Turkey has a serious productivity problem because its government has compromised the independence of key institutions and failed to encourage the development of new thought and technologies, said Daron Acemoglu, professor of economics at the Massachusetts Institute of Technology (MIT).
Rather than focus on measures to improve productivity, the governing Justice and Development Party (AKP) has sought to grow the economy through investments in construction and real estate, Acemoglu, who is among the ten most-cited economists in the world, said in an interview with Karar newspaper published on Tuesday.
“Turkey’s economy has grown over the past 13 years but increases in productivity have been zero or negative,” Acemogu said. “This is all about institutions. With better institutions, there will be a bigger space for the development of new and better ideas.”
Turkey’s government is seeking to boost economic activity following a currency crisis that erupted in August 2018, shortly after President Recep Tayyip Erdogan assumed enhanced executive powers at nationwide elections.
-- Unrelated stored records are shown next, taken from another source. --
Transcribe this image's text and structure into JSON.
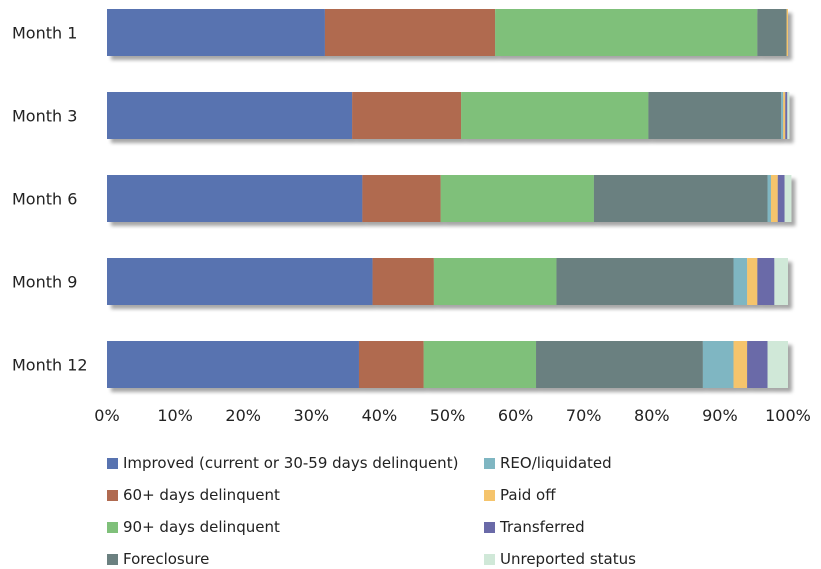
{
  "chart_data": {
    "type": "bar",
    "orientation": "horizontal",
    "stacked": true,
    "categories": [
      "Month 1",
      "Month 3",
      "Month 6",
      "Month 9",
      "Month 12"
    ],
    "xlim": [
      0,
      100
    ],
    "x_ticks": [
      "0%",
      "10%",
      "20%",
      "30%",
      "40%",
      "50%",
      "60%",
      "70%",
      "80%",
      "90%",
      "100%"
    ],
    "grid": false,
    "legend_position": "bottom",
    "series": [
      {
        "name": "Improved (current or 30-59 days delinquent)",
        "color": "#5873b0",
        "values": [
          32,
          36,
          37.5,
          39,
          37
        ]
      },
      {
        "name": "60+ days delinquent",
        "color": "#b06a50",
        "values": [
          25,
          16,
          11.5,
          9,
          9.5
        ]
      },
      {
        "name": "90+ days delinquent",
        "color": "#7fc07a",
        "values": [
          38.5,
          27.5,
          22.5,
          18,
          16.5
        ]
      },
      {
        "name": "Foreclosure",
        "color": "#6b8080",
        "values": [
          4.3,
          19.5,
          25.5,
          26,
          24.5
        ]
      },
      {
        "name": "REO/liquidated",
        "color": "#7fb6c2",
        "values": [
          0,
          0.3,
          0.5,
          2,
          4.5
        ]
      },
      {
        "name": "Paid off",
        "color": "#f5c46c",
        "values": [
          0.2,
          0.3,
          1,
          1.5,
          2
        ]
      },
      {
        "name": "Transferred",
        "color": "#6a6aa8",
        "values": [
          0,
          0.3,
          1,
          2.5,
          3
        ]
      },
      {
        "name": "Unreported status",
        "color": "#d0e8d8",
        "values": [
          0,
          0.3,
          1,
          2,
          3
        ]
      }
    ]
  }
}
His administration has announced a series of economic measures, including cheap lending by state-run banks and incentives to invest in production and property, to boost economic growth to 5 percent in 2020 from an estimated 0.5 percent last year.
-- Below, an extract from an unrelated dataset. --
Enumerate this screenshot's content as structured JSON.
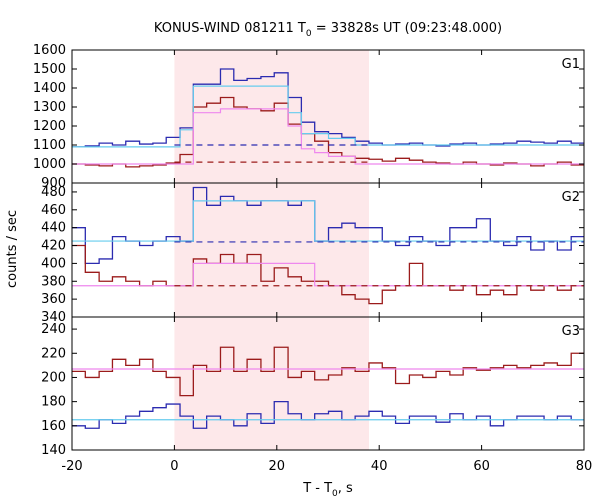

Instead of increasing its supervision of society, the Turkish state needs to step back and allow the media, the judiciary and universities to operate without political interference, Acemoglu said. Turkey, under the new presidential system, is tightening the state’s hold on society, he said.
“With better institutions there will also be more investment in technology,” he said. “We saw these kinds of institutional reforms at the start of the 2000s, right after the economic crisis of 2000-2001. In this short period, Turkey showed great potential for better quality economic growth.”